Sayegh declined to comment.

“It’s no secret that Tony left on really great terms with the White House, and continued to be helpful when called upon for the duration of the Trump administration,” said one of the people who spoke on the condition of anonymity. “He left in good graces, and he’s continued to stay in good graces.”

Sayegh’s connections are part of a broader spending campaign by tech firms in Washington. ByteDance spent nearly $9 million in federal lobbying last year, nearly double its total lobbying expenditures from the year before, according to Anna Massoglia, investigations manager at OpenSecrets, a nonpartisan group. The tech firms that rival TikTok have also spent heavily on lobbying. Meta’s Reels on Facebook and Instagram are direct rivals to TikTok’s short-form videos.

“ByteDance is steering more money than ever to lobbyists working to further its agenda in Washington, and spending countless more on grass-roots lobbying efforts encouraging its users to advocate on its behalf,” Massoglia said. “American Big Tech companies have also been strategic in pushing for more scrutiny of TikTok while protecting their own interests against the potential for additional regulation.”

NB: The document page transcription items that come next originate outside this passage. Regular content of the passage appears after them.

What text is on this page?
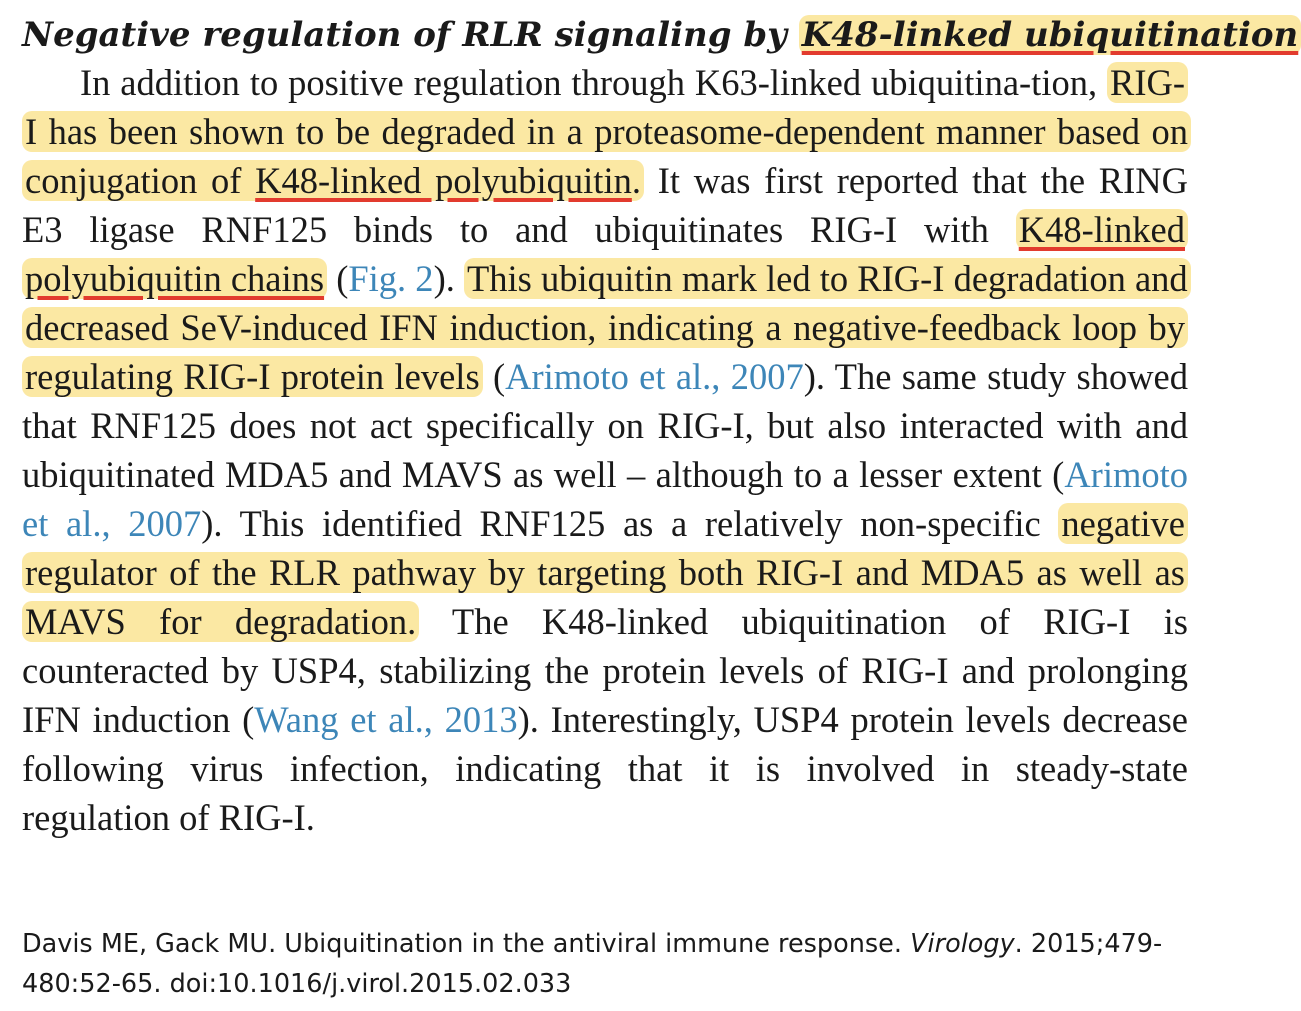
Negative regulation of RLR signaling by K48-linked ubiquitination

In addition to positive regulation through K63-linked ubiquitina-tion, RIG-I has been shown to be degraded in a proteasome-dependent manner based on conjugation of K48-linked polyubiquitin. It was first reported that the RING E3 ligase RNF125 binds to and ubiquitinates RIG-I with K48-linked polyubiquitin chains (Fig. 2). This ubiquitin mark led to RIG-I degradation and decreased SeV-induced IFN induction, indicating a negative-feedback loop by regulating RIG-I protein levels (Arimoto et al., 2007). The same study showed that RNF125 does not act specifically on RIG-I, but also interacted with and ubiquitinated MDA5 and MAVS as well – although to a lesser extent (Arimoto et al., 2007). This identified RNF125 as a relatively non-specific negative regulator of the RLR pathway by targeting both RIG-I and MDA5 as well as MAVS for degradation. The K48-linked ubiquitination of RIG-I is counteracted by USP4, stabilizing the protein levels of RIG-I and prolonging IFN induction (Wang et al., 2013). Interestingly, USP4 protein levels decrease following virus infection, indicating that it is involved in steady-state regulation of RIG-I.

Davis ME, Gack MU. Ubiquitination in the antiviral immune response. Virology. 2015;479-480:52-65. doi:10.1016/j.virol.2015.02.033
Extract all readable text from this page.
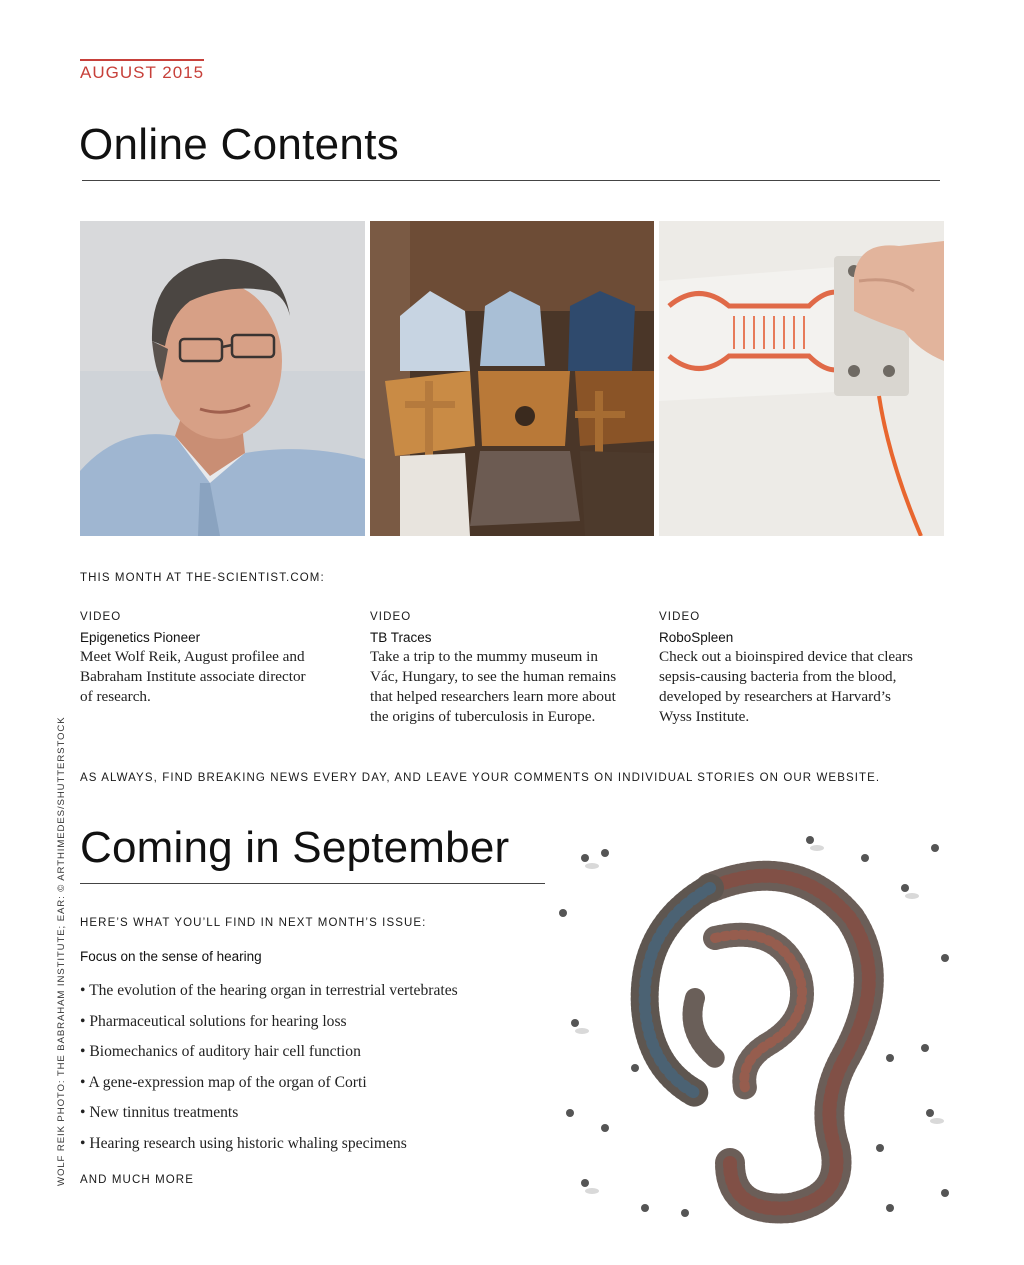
AUGUST 2015
Online Contents
THIS MONTH AT THE-SCIENTIST.COM:
VIDEO
Epigenetics Pioneer
Meet Wolf Reik, August profilee and
Babraham Institute associate director
of research.
VIDEO
TB Traces
Take a trip to the mummy museum in
Vác, Hungary, to see the human remains
that helped researchers learn more about
the origins of tuberculosis in Europe.
VIDEO
RoboSpleen
Check out a bioinspired device that clears
sepsis-causing bacteria from the blood,
developed by researchers at Harvard’s
Wyss Institute.
AS ALWAYS, FIND BREAKING NEWS EVERY DAY, AND LEAVE YOUR COMMENTS ON INDIVIDUAL STORIES ON OUR WEBSITE.
Coming in September
HERE’S WHAT YOU’LL FIND IN NEXT MONTH’S ISSUE:
Focus on the sense of hearing
• The evolution of the hearing organ in terrestrial vertebrates
• Pharmaceutical solutions for hearing loss
• Biomechanics of auditory hair cell function
• A gene-expression map of the organ of Corti
• New tinnitus treatments
• Hearing research using historic whaling specimens
AND MUCH MORE
WOLF REIK PHOTO: THE BABRAHAM INSTITUTE; EAR: © ARTHIMEDES/SHUTTERSTOCK
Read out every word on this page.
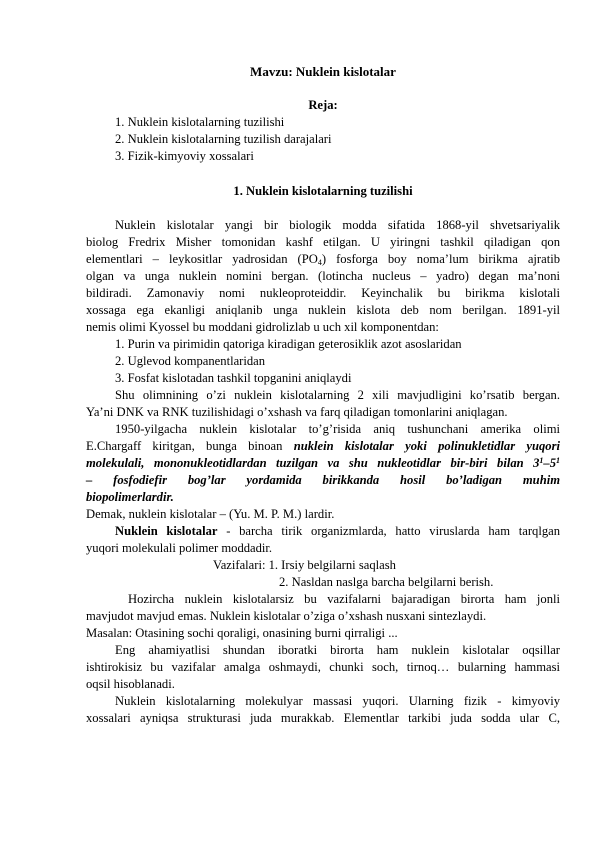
Mavzu: Nuklein kislotalar
Reja:
1. Nuklein kislotalarning tuzilishi
2. Nuklein kislotalarning tuzilish darajalari
3. Fizik-kimyoviy xossalari
1. Nuklein kislotalarning tuzilishi
Nuklein kislotalar yangi bir biologik modda sifatida 1868-yil shvetsariyalik
biolog Fredrix Misher tomonidan kashf etilgan. U yiringni tashkil qiladigan qon
elementlari – leykositlar yadrosidan $(PO_4)$ fosforga boy noma’lum birikma ajratib
olgan va unga nuklein nomini bergan. (lotincha nucleus – yadro) degan ma’noni
bildiradi. Zamonaviy nomi nukleoproteiddir. Keyinchalik bu birikma kislotali
xossaga ega ekanligi aniqlanib unga nuklein kislota deb nom berilgan. 1891-yil
nemis olimi Kyossel bu moddani gidrolizlab u uch xil komponentdan:
1. Purin va pirimidin qatoriga kiradigan geterosiklik azot asoslaridan
2. Uglevod kompanentlaridan
3. Fosfat kislotadan tashkil topganini aniqlaydi
Shu olimnining o’zi nuklein kislotalarning 2 xili mavjudligini ko’rsatib bergan.
Ya’ni DNK va RNK tuzilishidagi o’xshash va farq qiladigan tomonlarini aniqlagan.
1950-yilgacha nuklein kislotalar to’g’risida aniq tushunchani amerika olimi
E.Chargaff kiritgan, bunga binoan nuklein kislotalar yoki polinukletidlar yuqori
molekulali, mononukleotidlardan tuzilgan va shu nukleotidlar bir-biri bilan $3^1-5^1$
– fosfodiefir bog’lar yordamida birikkanda hosil bo’ladigan muhim
biopolimerlardir.
Demak, nuklein kislotalar – (Yu. M. P. M.) lardir.
Nuklein kislotalar - barcha tirik organizmlarda, hatto viruslarda ham tarqlgan
yuqori molekulali polimer moddadir.
Vazifalari: 1. Irsiy belgilarni saqlash
2. Nasldan naslga barcha belgilarni berish.
Hozircha nuklein kislotalarsiz bu vazifalarni bajaradigan birorta ham jonli
mavjudot mavjud emas. Nuklein kislotalar o’ziga o’xshash nusxani sintezlaydi.
Masalan: Otasining sochi qoraligi, onasining burni qirraligi ...
Eng ahamiyatlisi shundan iboratki birorta ham nuklein kislotalar oqsillar
ishtirokisiz bu vazifalar amalga oshmaydi, chunki soch, tirnoq… bularning hammasi
oqsil hisoblanadi.
Nuklein kislotalarning molekulyar massasi yuqori. Ularning fizik - kimyoviy
xossalari ayniqsa strukturasi juda murakkab. Elementlar tarkibi juda sodda ular C,
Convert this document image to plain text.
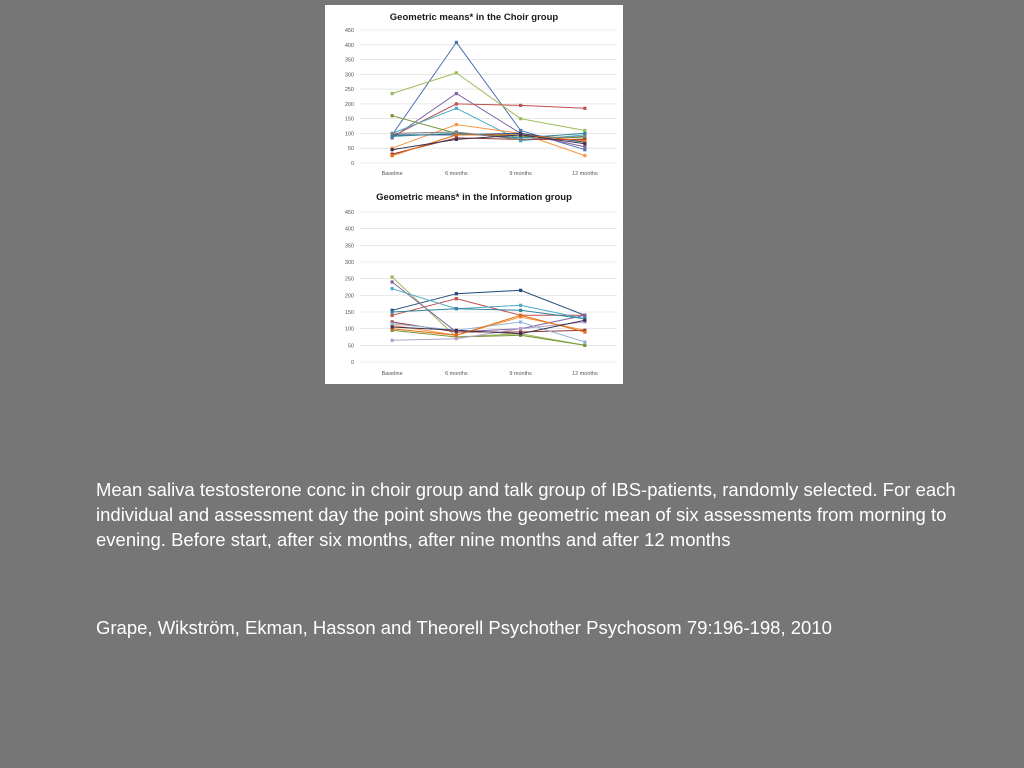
Geometric means* in the Choir group
0
50
100
150
200
250
300
350
400
450
Baseline	6 months	9 months	12 months
Geometric means* in the Information group
0
50
100
150
200
250
300
350
400
450
Baseline	6 months	9 months	12 months
Mean saliva testosterone conc in choir group and talk group of IBS-patients, randomly selected. For each individual and assessment day the point shows the geometric mean of six assessments from morning to evening. Before start, after six months, after nine months and after 12 months
Grape, Wikström, Ekman, Hasson and Theorell Psychother Psychosom 79:196-198, 2010
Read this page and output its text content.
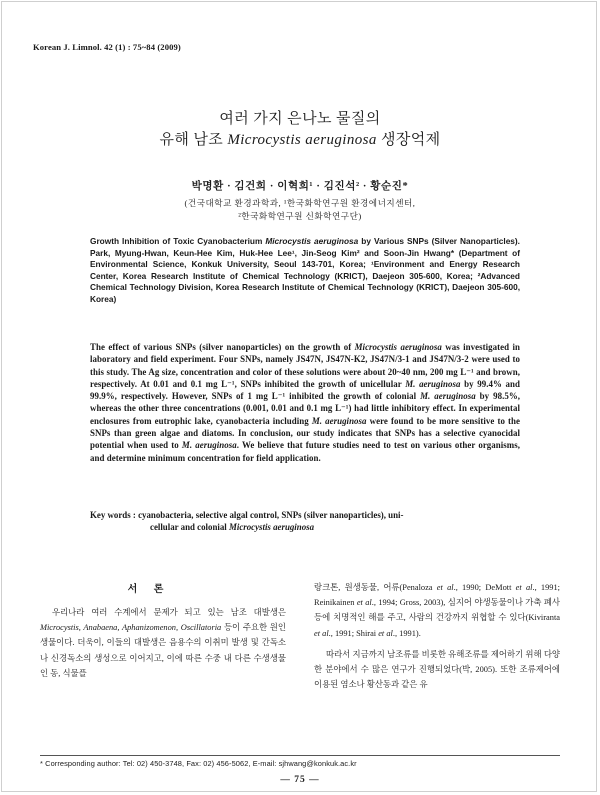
Korean J. Limnol. 42 (1) : 75~84 (2009)
여러 가지 은나노 물질의
유해 남조 Microcystis aeruginosa 생장억제
박명환 · 김건희 · 이혁희¹ · 김진석² · 황순진*
(건국대학교 환경과학과, ¹한국화학연구원 환경에너지센터,
²한국화학연구원 신화학연구단)
Growth Inhibition of Toxic Cyanobacterium Microcystis aeruginosa by Various SNPs (Silver Nanoparticles). Park, Myung-Hwan, Keun-Hee Kim, Huk-Hee Lee¹, Jin-Seog Kim² and Soon-Jin Hwang* (Department of Environmental Science, Konkuk University, Seoul 143-701, Korea; ¹Environment and Energy Research Center, Korea Research Institute of Chemical Technology (KRICT), Daejeon 305-600, Korea; ²Advanced Chemical Technology Division, Korea Research Institute of Chemical Technology (KRICT), Daejeon 305-600, Korea)
The effect of various SNPs (silver nanoparticles) on the growth of Microcystis aeruginosa was investigated in laboratory and field experiment. Four SNPs, namely JS47N, JS47N-K2, JS47N/3-1 and JS47N/3-2 were used to this study. The Ag size, concentration and color of these solutions were about 20~40 nm, 200 mg L⁻¹ and brown, respectively. At 0.01 and 0.1 mg L⁻¹, SNPs inhibited the growth of unicellular M. aeruginosa by 99.4% and 99.9%, respectively. However, SNPs of 1 mg L⁻¹ inhibited the growth of colonial M. aeruginosa by 98.5%, whereas the other three concentrations (0.001, 0.01 and 0.1 mg L⁻¹) had little inhibitory effect. In experimental enclosures from eutrophic lake, cyanobacteria including M. aeruginosa were found to be more sensitive to the SNPs than green algae and diatoms. In conclusion, our study indicates that SNPs has a selective cyanocidal potential when used to M. aeruginosa. We believe that future studies need to test on various other organisms, and determine minimum concentration for field application.
Key words : cyanobacteria, selective algal control, SNPs (silver nanoparticles), uni-
cellular and colonial Microcystis aeruginosa
서 론

우리나라 여러 수계에서 문제가 되고 있는 남조 대발생은 Microcystis, Anabaena, Aphanizomenon, Oscillatoria 등이 주요한 원인생물이다. 더욱이, 이들의 대발생은 음용수의 이취미 발생 및 간독소나 신경독소의 생성으로 이어지고, 이에 따른 수중 내 다른 수생생물인 동, 식물플

랑크톤, 원생동물, 어류(Penaloza et al., 1990; DeMott et al., 1991; Reinikainen et al., 1994; Gross, 2003), 심지어 야생동물이나 가축 폐사 등에 치명적인 해를 주고, 사람의 건강까지 위협할 수 있다(Kiviranta et al., 1991; Shirai et al., 1991).

따라서 지금까지 남조류를 비롯한 유해조류를 제어하기 위해 다양한 분야에서 수 많은 연구가 진행되었다(박, 2005). 또한 조류제어에 이용된 염소나 황산동과 같은 유

* Corresponding author: Tel: 02) 450-3748, Fax: 02) 456-5062, E-mail: sjhwang@konkuk.ac.kr
— 75 —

Trump’s preexisting dislike of Zuckerberg appears to have meshed well with the defenses of TikTok he’s hearing from trusted sources. On CNBC, Trump also referred to “what Facebook did was lockboxes,” citing $500 million “Zuckerbucks lockboxes that he put in — I mean, I consider illegal.” The comment was an apparent reference to a nonprofit funded in part by Zuckerberg and his wife, Priscilla Chan, that provided assistance to local officials’ election efforts. The Federal Election Commission, in a 6-0 vote in 2022, dismissed a complaint over the grants, to the ire of some conservatives.

Despite their frustrations with Meta, Trump’s comments on TikTok were frustrating to some of the China hawks in his orbit who want the former president to take a tougher line. Still, one person in Trump’s orbit, who spoke on the condition of anonymity to candidly reflect their thinking, called TikTok a Chinese “disinformation warfare tool” but said that the former president also needs to get elected to deal properly with China.

Drew Harwell contributed to this report.